The value of Chinese stocks rose above $10 trillion for the first time, the latest milestone for the nation’s world-beating rally.
Companies with a primary listing in China are valued at $10.05 trillion, an increase of $6.7 trillion in 12 months, according to data compiled by Bloomberg. The gain alone is more than the $5 trillion size of Japan’s entire stock market. The U.S. is the biggest globally, at almost $25 trillion.
No other stock market has grown as much in dollar terms over a 12-month period, as Chinese individuals piled into the nation’s equities using borrowed funds to bet gains will continue.
Valuations are now the highest in five years and margin debt has climbed to a record, all while the economy is mired in its weakest expansion since 1990.

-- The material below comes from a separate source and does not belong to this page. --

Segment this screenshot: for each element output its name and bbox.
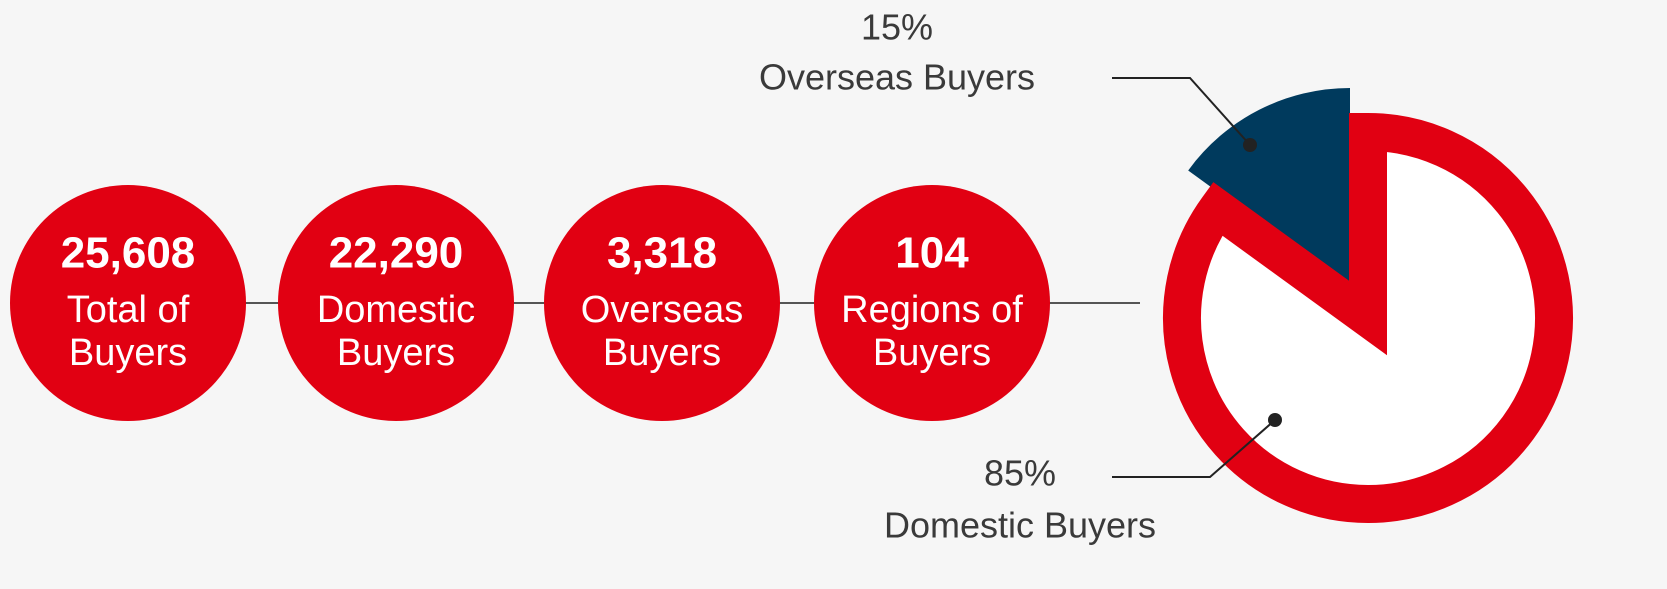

While the latest data showed the economy stabilizing, indicators from retail sales to industrial output are still growing near the slowest pace in years and trade remains weak. Exports slumped in May and imports declined for a seventh month.

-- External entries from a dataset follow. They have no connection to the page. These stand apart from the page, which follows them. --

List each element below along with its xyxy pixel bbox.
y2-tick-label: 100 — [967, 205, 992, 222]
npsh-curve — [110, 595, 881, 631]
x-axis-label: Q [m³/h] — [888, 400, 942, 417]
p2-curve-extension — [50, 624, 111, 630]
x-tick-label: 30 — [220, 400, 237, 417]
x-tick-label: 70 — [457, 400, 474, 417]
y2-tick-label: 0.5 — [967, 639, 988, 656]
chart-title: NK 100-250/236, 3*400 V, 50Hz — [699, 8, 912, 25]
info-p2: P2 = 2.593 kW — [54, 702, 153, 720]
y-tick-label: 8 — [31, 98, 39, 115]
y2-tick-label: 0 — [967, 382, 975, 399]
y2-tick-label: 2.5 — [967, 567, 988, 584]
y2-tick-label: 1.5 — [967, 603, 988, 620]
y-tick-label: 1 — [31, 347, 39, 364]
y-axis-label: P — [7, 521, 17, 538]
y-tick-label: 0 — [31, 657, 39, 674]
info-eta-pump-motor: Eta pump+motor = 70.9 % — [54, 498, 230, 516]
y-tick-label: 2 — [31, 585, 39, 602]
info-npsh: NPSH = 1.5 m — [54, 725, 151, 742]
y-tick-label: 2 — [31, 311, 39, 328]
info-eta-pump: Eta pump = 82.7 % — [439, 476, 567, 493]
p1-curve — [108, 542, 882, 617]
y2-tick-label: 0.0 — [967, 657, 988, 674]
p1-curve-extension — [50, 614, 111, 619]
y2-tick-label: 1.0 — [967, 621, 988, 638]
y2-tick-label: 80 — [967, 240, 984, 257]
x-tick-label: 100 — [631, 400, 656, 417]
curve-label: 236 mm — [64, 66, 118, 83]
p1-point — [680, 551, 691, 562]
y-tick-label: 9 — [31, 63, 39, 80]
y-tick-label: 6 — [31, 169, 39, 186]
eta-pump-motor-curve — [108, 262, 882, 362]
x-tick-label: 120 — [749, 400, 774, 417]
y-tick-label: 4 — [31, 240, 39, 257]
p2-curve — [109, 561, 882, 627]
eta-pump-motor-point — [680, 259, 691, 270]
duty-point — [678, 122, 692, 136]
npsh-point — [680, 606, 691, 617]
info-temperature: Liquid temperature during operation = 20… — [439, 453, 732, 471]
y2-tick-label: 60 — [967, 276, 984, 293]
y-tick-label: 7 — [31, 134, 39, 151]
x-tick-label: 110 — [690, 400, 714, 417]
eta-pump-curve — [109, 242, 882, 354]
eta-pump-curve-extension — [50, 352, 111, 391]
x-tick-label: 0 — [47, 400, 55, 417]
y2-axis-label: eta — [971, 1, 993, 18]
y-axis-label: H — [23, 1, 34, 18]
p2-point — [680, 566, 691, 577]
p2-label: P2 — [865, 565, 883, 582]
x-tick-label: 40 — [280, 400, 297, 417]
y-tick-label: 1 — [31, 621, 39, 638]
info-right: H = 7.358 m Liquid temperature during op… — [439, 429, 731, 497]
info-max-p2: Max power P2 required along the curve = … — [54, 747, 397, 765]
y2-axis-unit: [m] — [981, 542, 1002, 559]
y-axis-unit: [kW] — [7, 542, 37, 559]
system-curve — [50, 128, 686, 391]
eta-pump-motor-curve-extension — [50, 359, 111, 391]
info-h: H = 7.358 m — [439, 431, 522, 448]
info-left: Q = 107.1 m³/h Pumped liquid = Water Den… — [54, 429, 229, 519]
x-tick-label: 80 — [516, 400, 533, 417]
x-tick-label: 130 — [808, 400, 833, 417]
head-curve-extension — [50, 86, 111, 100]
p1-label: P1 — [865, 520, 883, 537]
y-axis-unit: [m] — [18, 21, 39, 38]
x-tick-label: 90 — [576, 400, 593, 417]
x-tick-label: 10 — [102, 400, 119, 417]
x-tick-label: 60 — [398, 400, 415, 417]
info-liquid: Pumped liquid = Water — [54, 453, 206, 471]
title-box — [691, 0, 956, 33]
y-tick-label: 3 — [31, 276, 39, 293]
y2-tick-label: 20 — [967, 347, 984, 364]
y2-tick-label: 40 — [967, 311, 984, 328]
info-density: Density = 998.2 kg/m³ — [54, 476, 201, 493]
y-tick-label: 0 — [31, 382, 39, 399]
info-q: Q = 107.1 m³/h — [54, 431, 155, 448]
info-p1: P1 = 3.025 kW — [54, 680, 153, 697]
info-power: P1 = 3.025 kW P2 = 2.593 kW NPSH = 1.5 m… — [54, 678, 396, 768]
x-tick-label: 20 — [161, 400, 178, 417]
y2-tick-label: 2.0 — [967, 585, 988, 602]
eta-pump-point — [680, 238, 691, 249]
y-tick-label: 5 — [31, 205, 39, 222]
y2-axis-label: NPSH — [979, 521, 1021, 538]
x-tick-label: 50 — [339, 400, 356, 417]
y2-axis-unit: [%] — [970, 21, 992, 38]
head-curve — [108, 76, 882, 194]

Profits in the Chinese gauge trailed analyst estimates by the most in six years in 2014 as economic growth slowed to 7.4 percent, the slowest pace in more than two decades.
Mainland investors’ fervor for stocks remains undaunted, with a record 4.4 million trading accounts opened in the final week of May, and margin debt on the Shanghai exchange rising to a record 1.44 trillion yuan ($232 billion) on June 11.